Chefs to the Field, Terra Nova Rural Park, Richmond BC. Tucked away in a quiet corner of Richmond, is Terra Nova Rural Park, home to wildlife areas, trails, heritage buildings, and a very beautifully cared for community garden which was the site of this year's Chefs to the Field event. Although the food was my first motivation to attend, the most enjoyable aspect of my visit was wandering through the expansive vegetable patches and flower beds with fork and plate in hand. My favourite food item was a succulent pseudo-pulled pork sandwich (which was not pork but instead vegetarian) offered by the charismatic Chef Tony Minichiello from NWCAV.
This celebration of local organic cuisine also included a black-box competition involving the harvest of ingredients directly from the community garden. To see twenty chefs in their white jackets picking the freshest possible greens and vegetables was a tangible expression of the seed to table philosophy which fuels organizations like the Terra Nova Schoolyard Project, run by the equally charismatic Chef Ian Lai.
My dad's garden. Although my thumbs are only a pale shade of green, my dad has always been the most prolific and attentive amateur vegetable farmer I know. My earliest memories involve summer afternoons picking cherry tomatoes, digging up potatoes, giggling at odd shaped carrots, and wondering how compost was magically made. Because of age, he has slowed down in recent years but his crops still include asparagus, beans, beets, blueberries, carrots, chives, corn, cucumbers, gai-lan plus other chinese greens, green onion, numerous varieties of lettuce, peas, potatoes, radishes, several varieties of squash, many varieties of tomatoes, watercress, and zucchini. The most unusual item he attempted to grow one year was cantaloupe; needless to say, the climate here is not ideal for cantaloupe and only one golfball sized melon was harvested!

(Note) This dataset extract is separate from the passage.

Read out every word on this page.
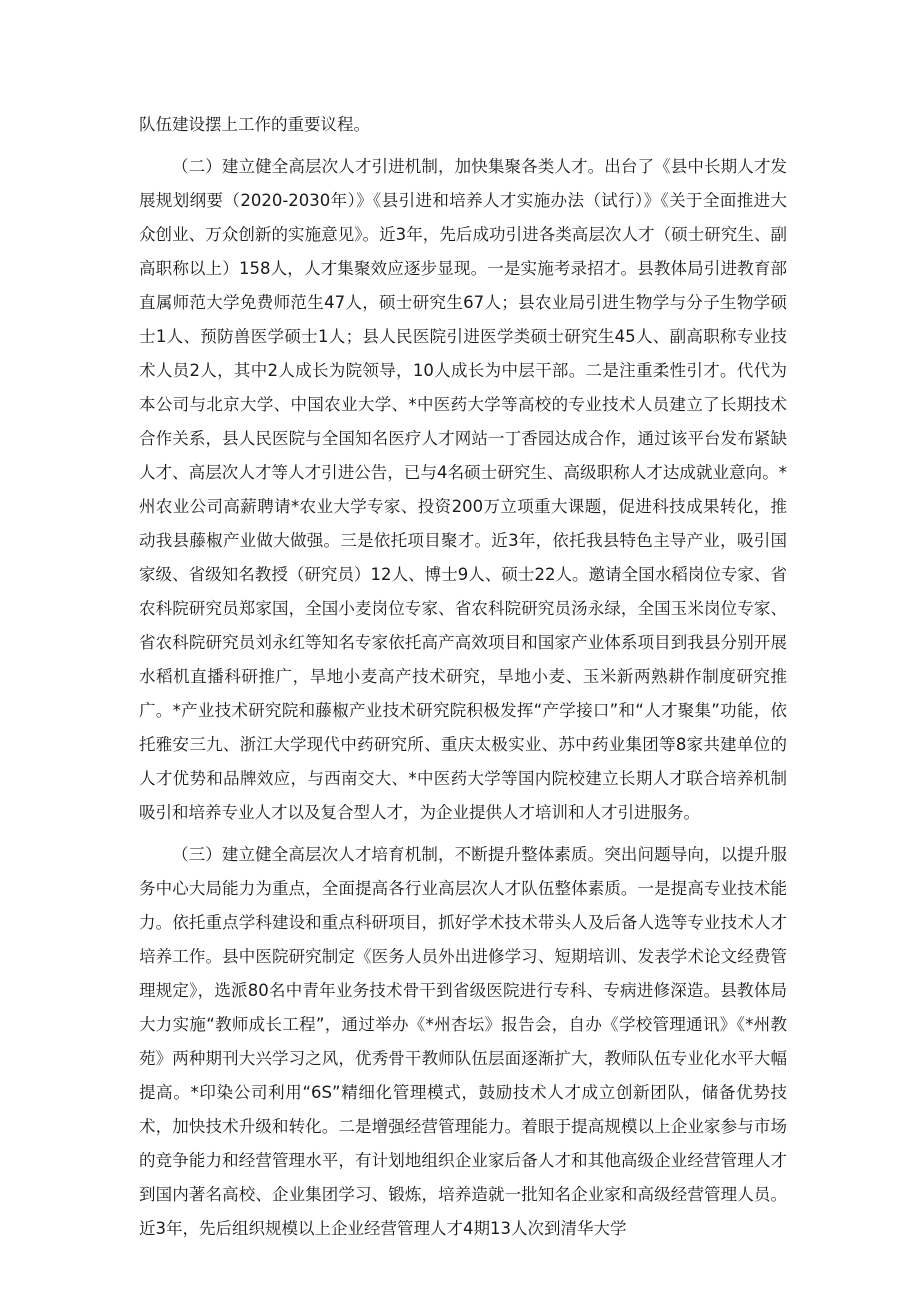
队伍建设摆上工作的重要议程。

（二）建立健全高层次人才引进机制，加快集聚各类人才。出台了《县中长期人才发展规划纲要（2020-2030年）》《县引进和培养人才实施办法（试行）》《关于全面推进大众创业、万众创新的实施意见》。近3年，先后成功引进各类高层次人才（硕士研究生、副高职称以上）158人，人才集聚效应逐步显现。一是实施考录招才。县教体局引进教育部直属师范大学免费师范生47人，硕士研究生67人；县农业局引进生物学与分子生物学硕士1人、预防兽医学硕士1人；县人民医院引进医学类硕士研究生45人、副高职称专业技术人员2人，其中2人成长为院领导，10人成长为中层干部。二是注重柔性引才。代代为本公司与北京大学、中国农业大学、*中医药大学等高校的专业技术人员建立了长期技术合作关系，县人民医院与全国知名医疗人才网站一丁香园达成合作，通过该平台发布紧缺人才、高层次人才等人才引进公告，已与4名硕士研究生、高级职称人才达成就业意向。*州农业公司高薪聘请*农业大学专家、投资200万立项重大课题，促进科技成果转化，推动我县藤椒产业做大做强。三是依托项目聚才。近3年，依托我县特色主导产业，吸引国家级、省级知名教授（研究员）12人、博士9人、硕士22人。邀请全国水稻岗位专家、省农科院研究员郑家国，全国小麦岗位专家、省农科院研究员汤永绿，全国玉米岗位专家、省农科院研究员刘永红等知名专家依托高产高效项目和国家产业体系项目到我县分别开展水稻机直播科研推广，旱地小麦高产技术研究，旱地小麦、玉米新两熟耕作制度研究推广。*产业技术研究院和藤椒产业技术研究院积极发挥“产学接口”和“人才聚集”功能，依托雅安三九、浙江大学现代中药研究所、重庆太极实业、苏中药业集团等8家共建单位的人才优势和品牌效应，与西南交大、*中医药大学等国内院校建立长期人才联合培养机制吸引和培养专业人才以及复合型人才，为企业提供人才培训和人才引进服务。

（三）建立健全高层次人才培育机制，不断提升整体素质。突出问题导向，以提升服务中心大局能力为重点，全面提高各行业高层次人才队伍整体素质。一是提高专业技术能力。依托重点学科建设和重点科研项目，抓好学术技术带头人及后备人选等专业技术人才培养工作。县中医院研究制定《医务人员外出进修学习、短期培训、发表学术论文经费管理规定》，选派80名中青年业务技术骨干到省级医院进行专科、专病进修深造。县教体局大力实施“教师成长工程”，通过举办《*州杏坛》报告会，自办《学校管理通讯》《*州教苑》两种期刊大兴学习之风，优秀骨干教师队伍层面逐渐扩大，教师队伍专业化水平大幅提高。*印染公司利用“6S”精细化管理模式，鼓励技术人才成立创新团队，储备优势技术，加快技术升级和转化。二是增强经营管理能力。着眼于提高规模以上企业家参与市场的竞争能力和经营管理水平，有计划地组织企业家后备人才和其他高级企业经营管理人才到国内著名高校、企业集团学习、锻炼，培养造就一批知名企业家和高级经营管理人员。近3年，先后组织规模以上企业经营管理人才4期13人次到清华大学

Westham Island Herb Farm, Ladner BC. Today, my friend Michelle and I shared a lovely afternoon exploring this quaint local farm located on Westham Island which sits at the mouth of the Fraser River. I bought a bag of potatoes, green beans, onion, garlic, and blueberries. Buying produce direct from the farmer is a unique experience and as an urban dweller, a somewhat rare opportunity. Undoubtedly, it is easier (but not necessarily cheaper) to stop by your neighbourhood supermarket to pick up produce which was grown on a different continent. Making the effort to seek out local producers is the challenge and luckily, it is becoming not only more available, but also more appealing to do so, especially when the local summer harvest is so abundant and irresistible!